That bad news typically commands more attention than good is an observation as old as the media industry itself, and recent reports regarding the activities of Nigerians outside the country merely underscore the continued accuracy of this observation. Three weeks ago, Nigerians at home and abroad reacted with pride to international media reports on the exploits of eight-year-old Tanitoluwa Adewumi, who, while living with his refugee parents in a homeless shelter, won the New York State Scholastic Chess Championships.

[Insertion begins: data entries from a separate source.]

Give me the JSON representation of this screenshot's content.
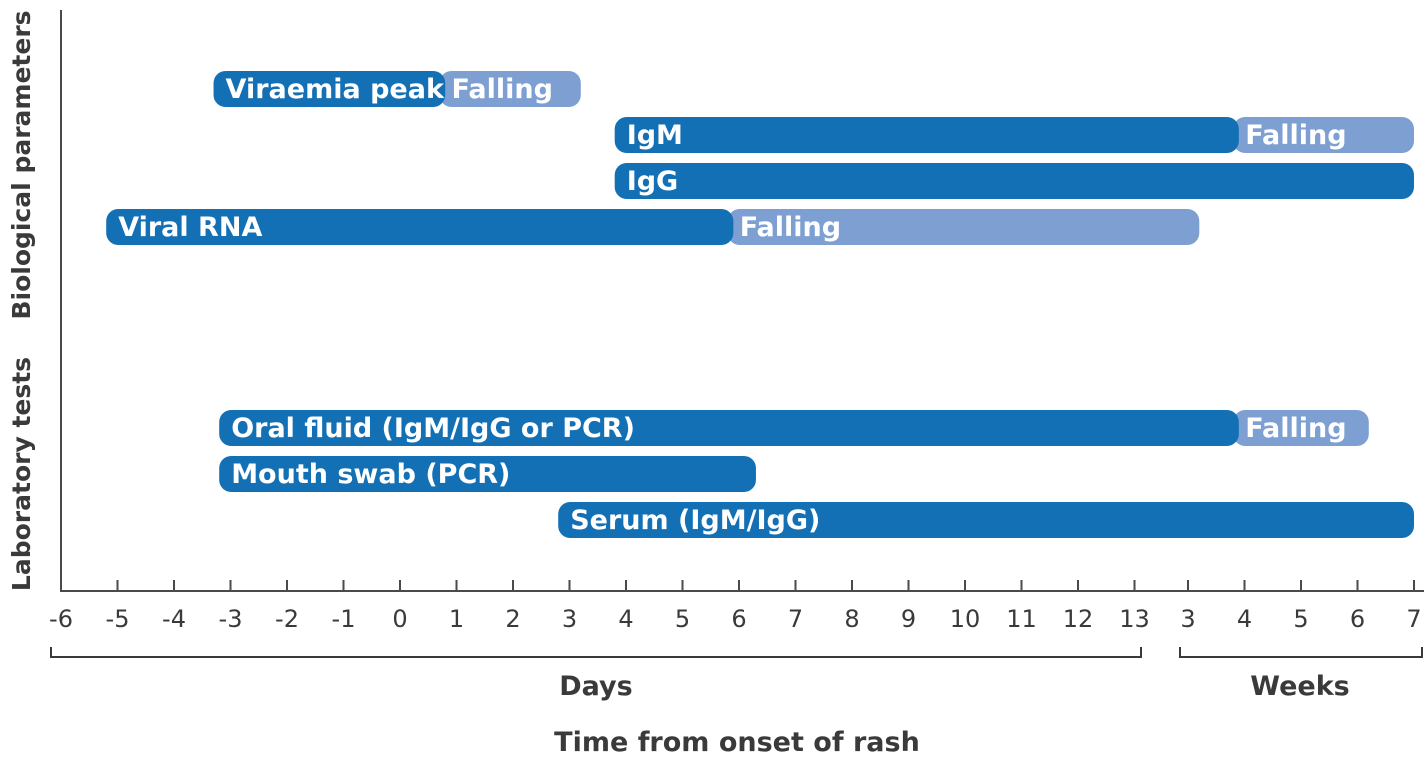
{
  "chart_data": {
    "type": "timeline",
    "xlabel": "Time from onset of rash",
    "tick_labels": [
      "-6",
      "-5",
      "-4",
      "-3",
      "-2",
      "-1",
      "0",
      "1",
      "2",
      "3",
      "4",
      "5",
      "6",
      "7",
      "8",
      "9",
      "10",
      "11",
      "12",
      "13",
      "3",
      "4",
      "5",
      "6",
      "7"
    ],
    "axis_segments": [
      {
        "label": "Days",
        "unit": "days",
        "range": [
          -6,
          13
        ]
      },
      {
        "label": "Weeks",
        "unit": "weeks",
        "range": [
          3,
          7
        ]
      }
    ],
    "groups": [
      {
        "label": "Biological parameters",
        "rows": [
          "viraemia",
          "igm",
          "igg",
          "viral-rna"
        ]
      },
      {
        "label": "Laboratory tests",
        "rows": [
          "oral-fluid",
          "mouth-swab",
          "serum"
        ]
      }
    ],
    "colors": {
      "primary": "#1470b5",
      "falling": "#7d9fd2",
      "axis": "#4a4a4a"
    },
    "series": [
      {
        "id": "viraemia",
        "label": "Viraemia peak",
        "start": -3.3,
        "end": 0.8,
        "falling": {
          "label": "Falling",
          "start": 0.7,
          "end": 3.2
        }
      },
      {
        "id": "igm",
        "label": "IgM",
        "start": 3.8,
        "end": "3.9w",
        "falling": {
          "label": "Falling",
          "start": "3.8w",
          "end": "7w"
        }
      },
      {
        "id": "igg",
        "label": "IgG",
        "start": 3.8,
        "end": "7w"
      },
      {
        "id": "viral-rna",
        "label": "Viral RNA",
        "start": -5.2,
        "end": 5.9,
        "falling": {
          "label": "Falling",
          "start": 5.8,
          "end": "3.2w"
        }
      },
      {
        "id": "oral-fluid",
        "label": "Oral fluid (IgM/IgG or PCR)",
        "start": -3.2,
        "end": "3.9w",
        "falling": {
          "label": "Falling",
          "start": "3.8w",
          "end": "6.2w"
        }
      },
      {
        "id": "mouth-swab",
        "label": "Mouth swab (PCR)",
        "start": -3.2,
        "end": 6.3
      },
      {
        "id": "serum",
        "label": "Serum (IgM/IgG)",
        "start": 2.8,
        "end": "7w"
      }
    ]
  }
}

The chess prodigy’s parents had fled their home in northern Nigerian in 2017 as Boko Haram launched a spate of ferocious attacks on official and civilian targets.
Nigerians’ celebrations of the good news of master Adewumi’s exploits in New York were cut short following media reports last week that the oil-rich Kingdom of Saudi Arabia had executed a Nigerian woman, Kudirat Afolabi, a widow and mother of two, after a trial for drug-related crimes. Also executed on the same day in the holy city of Mecca were two Pakistani men and a Yemen national. As it happens, the shock of Afolabi’s execution had hardly subsided when reports came in of the arrest of five Nigerians (Chimuanya Emmanuel Ozoh, Benjamin Nwachukwu Ajah, Kingsley Ikenna Ngoka, Tochukwu Leonard Alisi, and Chile Micah Ndunagu) for allegedly robbing a bureau de change operator of Dhs 2.3 million (N225.4 million) in Sharjah, a United Arab Emirates (UAE) city on the Arabian Gulf. Following this incident, the UAE authorities allegedly announced that Nigerian travelers are no longer eligible for the popular three-month UAE tourist visa. This report has however been denied.
The reaction of Senior Special Assistant to the President on Foreign Affairs and Diaspora, Honourable Abike Dabiri-Erewa, to the execution of Afolabi by the Saudi state epitomises the general perplexity of Nigerians. In a statement signed by her Senior Assistant on Media, Abdur-Rahman Balogun, Abike-Erewa appealed to the Saudi authorities to “temper justice with mercy especially on offences that carry capital punishment,” even as she enjoined Nigerians in Saudi Arabia and elsewhere to avoid criminality and “be good ambassadors” of the country.
Dabiri-Erewa is clearly hamstrung as she cannot ask another country not to implement its laws. What she can do, and something that her statement already gestures at, is insist that court cases involving Nigerians comply with international legal standards, which means, inter alia, access to legal representation for the accused. Several human rights organisations, including Human Rights Watch, have had occasions to express reservations about the opacity of the Saudi legal process. In addition to insisting on fair and transparent trial for Nigerians, we urge Dabiri-Erewa’s office to embark on a public enlightenment campaign to educate Nigerian travellers on the need to be sensitive to the varying norms and legal cultures in different countries around the world. Such a campaign might not deter hardened criminals, but it might sow a welcome seed of doubt in the minds of young men and women whose ignorance makes them susceptible to recruitment by criminal gangs.
At all events, it doesn’t require a degree in sociology to see that these reports — the good, the bad, and the ugly — have common roots and evoke a common set of questions on the state of affairs in today’s Nigeria. A combination of widespread insecurity and a get-rich-quick mentality fostered by a dearth of social opportunity has created a generation of Nigerians who are compelled to either seek greener pastures abroad (master Adewumi and his parents in exile) or take their chances outside the law. The nation is confronted with a crisis that exists beyond the scope and capacity of the office of the Senior Special Assistant to the President on Foreign Affairs and Diaspora. It needs to act decisively.